Dia mengatakan masalah itu karena formula pembagian dana desa dalam PP No. 22 tahun 2015 dinilai tidak cukup transparan dan hanya didasarkan atas dasar pemerataan.
Kemudian, pengaturan pembagian penghasilan tetap bagi perangkat desa dari ADD yang diatur dalam PP No. 43 tahun 2014 kurang berkeadilan.
Kedua, potensi masalah dalam tata laksana yaitu, kerangka waktu siklus pengelolaan anggaran desa sulit dipatuhi oleh desa; satuan harga baku barang/jasa yang dijadikan acuan bagi desa dalam menyusun APBDesa belum tersedia; dan APBDesa yang disusun tidak sepenuhnya menggambarkan kebutuhan yang diperlukan desa.
Selanjutnya, transparansi rencana penggunaan dan pertanggungjawaban APBDesa masih rendah dan laporan pertanggungjawaban yang dibuat desa belum mengikuti standar dan rawan manipulasi.
Ketiga, kajian itu juga menemukan potensi masalah dalam hal pengawasan. Ditemukan bahwa efektivitas Inspektorat Daerah dalam melakukan pengawasan terhadap pengelolaan keuangan di desa masih rendah.
Tak hanya itu, saluran pengaduan masyarakat tidak dikelola dengan baik oleh semua daerah serta ruang lingkup evaluasi dan pengawasan yang dilakukan oleh camat belum jelas.
Terakhir, adanya potensi masalah sumber daya manusia (SDM). Hal itu antara lain tenaga pendamping berpotensi melakukan korupsi/fraud memanfaatkan lemahnya aparat desa.
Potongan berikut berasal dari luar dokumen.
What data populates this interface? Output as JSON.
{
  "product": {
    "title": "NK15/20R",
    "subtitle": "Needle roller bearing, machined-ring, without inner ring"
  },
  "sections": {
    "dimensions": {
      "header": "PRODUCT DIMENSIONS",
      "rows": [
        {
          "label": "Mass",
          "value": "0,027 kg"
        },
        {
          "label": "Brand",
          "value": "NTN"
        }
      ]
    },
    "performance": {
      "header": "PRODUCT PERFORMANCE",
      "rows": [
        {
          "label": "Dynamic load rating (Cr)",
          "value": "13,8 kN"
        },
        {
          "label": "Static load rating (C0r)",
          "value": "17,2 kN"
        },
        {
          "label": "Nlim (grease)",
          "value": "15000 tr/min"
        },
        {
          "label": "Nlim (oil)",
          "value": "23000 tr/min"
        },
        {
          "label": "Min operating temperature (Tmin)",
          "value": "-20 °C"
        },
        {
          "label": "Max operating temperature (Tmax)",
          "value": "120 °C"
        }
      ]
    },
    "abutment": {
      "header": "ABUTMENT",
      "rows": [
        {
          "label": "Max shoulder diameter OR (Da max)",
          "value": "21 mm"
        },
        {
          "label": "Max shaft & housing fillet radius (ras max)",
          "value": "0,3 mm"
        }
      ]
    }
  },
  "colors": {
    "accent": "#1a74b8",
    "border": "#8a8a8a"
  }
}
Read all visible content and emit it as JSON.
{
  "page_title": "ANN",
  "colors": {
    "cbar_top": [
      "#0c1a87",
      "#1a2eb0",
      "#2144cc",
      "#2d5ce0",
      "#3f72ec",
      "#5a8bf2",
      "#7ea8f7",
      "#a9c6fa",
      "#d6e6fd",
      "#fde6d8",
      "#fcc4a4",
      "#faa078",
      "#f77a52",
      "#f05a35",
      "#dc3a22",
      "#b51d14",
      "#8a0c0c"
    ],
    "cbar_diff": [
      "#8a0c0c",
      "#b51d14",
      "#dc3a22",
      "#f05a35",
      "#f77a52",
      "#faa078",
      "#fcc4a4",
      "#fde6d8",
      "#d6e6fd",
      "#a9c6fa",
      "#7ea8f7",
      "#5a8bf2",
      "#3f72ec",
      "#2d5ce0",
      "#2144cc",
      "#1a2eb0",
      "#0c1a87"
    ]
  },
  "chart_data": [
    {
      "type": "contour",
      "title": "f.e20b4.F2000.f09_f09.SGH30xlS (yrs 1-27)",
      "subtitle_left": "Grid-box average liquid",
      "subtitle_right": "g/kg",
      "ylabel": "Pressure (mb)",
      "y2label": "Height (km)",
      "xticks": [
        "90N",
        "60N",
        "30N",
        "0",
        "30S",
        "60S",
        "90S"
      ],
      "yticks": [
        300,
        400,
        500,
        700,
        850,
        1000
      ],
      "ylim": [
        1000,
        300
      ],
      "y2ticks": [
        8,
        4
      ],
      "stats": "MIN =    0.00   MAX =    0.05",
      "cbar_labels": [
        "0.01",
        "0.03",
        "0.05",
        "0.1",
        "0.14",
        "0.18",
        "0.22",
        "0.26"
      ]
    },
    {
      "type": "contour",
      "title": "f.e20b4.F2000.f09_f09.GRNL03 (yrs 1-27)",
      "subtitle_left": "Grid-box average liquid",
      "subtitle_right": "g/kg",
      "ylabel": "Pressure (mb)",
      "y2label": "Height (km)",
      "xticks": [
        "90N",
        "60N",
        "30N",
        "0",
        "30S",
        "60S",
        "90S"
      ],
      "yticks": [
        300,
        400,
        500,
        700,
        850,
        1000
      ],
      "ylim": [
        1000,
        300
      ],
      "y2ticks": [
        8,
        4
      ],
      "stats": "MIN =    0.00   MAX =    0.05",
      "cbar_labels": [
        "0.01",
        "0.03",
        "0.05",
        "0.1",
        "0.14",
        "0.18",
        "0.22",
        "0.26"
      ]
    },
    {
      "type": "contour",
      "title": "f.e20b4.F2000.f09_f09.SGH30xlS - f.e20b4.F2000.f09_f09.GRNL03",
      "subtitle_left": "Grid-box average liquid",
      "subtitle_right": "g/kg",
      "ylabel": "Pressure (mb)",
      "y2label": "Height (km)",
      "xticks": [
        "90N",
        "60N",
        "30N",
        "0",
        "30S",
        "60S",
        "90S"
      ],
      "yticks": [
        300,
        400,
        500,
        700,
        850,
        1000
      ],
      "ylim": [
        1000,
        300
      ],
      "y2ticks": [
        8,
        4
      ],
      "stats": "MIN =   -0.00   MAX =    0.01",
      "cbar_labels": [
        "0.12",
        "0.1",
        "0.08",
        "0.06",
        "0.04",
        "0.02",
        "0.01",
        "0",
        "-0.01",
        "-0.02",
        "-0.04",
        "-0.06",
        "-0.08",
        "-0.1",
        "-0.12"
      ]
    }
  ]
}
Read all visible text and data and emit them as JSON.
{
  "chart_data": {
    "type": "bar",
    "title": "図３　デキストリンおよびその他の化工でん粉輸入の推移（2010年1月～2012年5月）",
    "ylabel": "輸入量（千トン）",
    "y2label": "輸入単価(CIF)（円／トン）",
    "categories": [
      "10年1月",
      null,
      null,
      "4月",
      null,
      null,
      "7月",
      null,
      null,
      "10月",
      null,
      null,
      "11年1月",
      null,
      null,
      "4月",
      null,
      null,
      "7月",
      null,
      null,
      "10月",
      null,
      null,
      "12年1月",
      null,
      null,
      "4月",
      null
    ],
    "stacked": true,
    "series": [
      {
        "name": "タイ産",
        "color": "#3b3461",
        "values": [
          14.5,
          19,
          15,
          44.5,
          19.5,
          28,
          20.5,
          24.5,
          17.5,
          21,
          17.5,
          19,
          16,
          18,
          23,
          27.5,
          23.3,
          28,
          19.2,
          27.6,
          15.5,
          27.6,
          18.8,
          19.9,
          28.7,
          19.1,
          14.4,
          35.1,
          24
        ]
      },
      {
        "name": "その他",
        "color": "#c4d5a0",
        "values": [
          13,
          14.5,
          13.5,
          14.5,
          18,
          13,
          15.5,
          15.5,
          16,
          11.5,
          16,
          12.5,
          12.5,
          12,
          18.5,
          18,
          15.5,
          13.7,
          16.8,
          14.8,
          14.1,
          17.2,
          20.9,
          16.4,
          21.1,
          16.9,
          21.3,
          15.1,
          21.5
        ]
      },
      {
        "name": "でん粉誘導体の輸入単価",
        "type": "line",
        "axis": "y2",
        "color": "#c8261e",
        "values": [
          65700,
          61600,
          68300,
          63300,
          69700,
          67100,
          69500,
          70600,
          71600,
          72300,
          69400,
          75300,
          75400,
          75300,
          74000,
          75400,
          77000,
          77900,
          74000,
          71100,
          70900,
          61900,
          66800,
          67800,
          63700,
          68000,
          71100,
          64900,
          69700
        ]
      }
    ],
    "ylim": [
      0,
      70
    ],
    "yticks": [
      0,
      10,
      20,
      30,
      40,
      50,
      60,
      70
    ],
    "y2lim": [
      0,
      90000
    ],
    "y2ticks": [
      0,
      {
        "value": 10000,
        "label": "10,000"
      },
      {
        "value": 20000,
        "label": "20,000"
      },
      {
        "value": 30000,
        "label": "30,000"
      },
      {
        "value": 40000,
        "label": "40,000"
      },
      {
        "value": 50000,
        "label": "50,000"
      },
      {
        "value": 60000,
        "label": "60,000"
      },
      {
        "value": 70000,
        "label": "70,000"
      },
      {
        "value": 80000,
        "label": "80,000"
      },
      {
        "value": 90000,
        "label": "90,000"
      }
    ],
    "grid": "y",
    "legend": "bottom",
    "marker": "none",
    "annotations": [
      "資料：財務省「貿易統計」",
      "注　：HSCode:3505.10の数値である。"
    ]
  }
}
"Dari temuan tersebut, KPK merekomendasikan kepada badan atau kementerian terkait untuk merevisi dan atau membuat regulasi baru," ujarnya.
Revisi itu antara lain dengan merevisi Permendagri No. 7 tahun 2008 tentang Pedoman Tata Cara Pengawasan atas Penyelenggaraan Pemerintahan Desa.
"[Rekomendasinya] dengan memasukkan aspek pengawasan partisipatif oleh masyarakat, audit sosial, mekanisme pengaduan dan peran inspektorat daerah," ujarnya.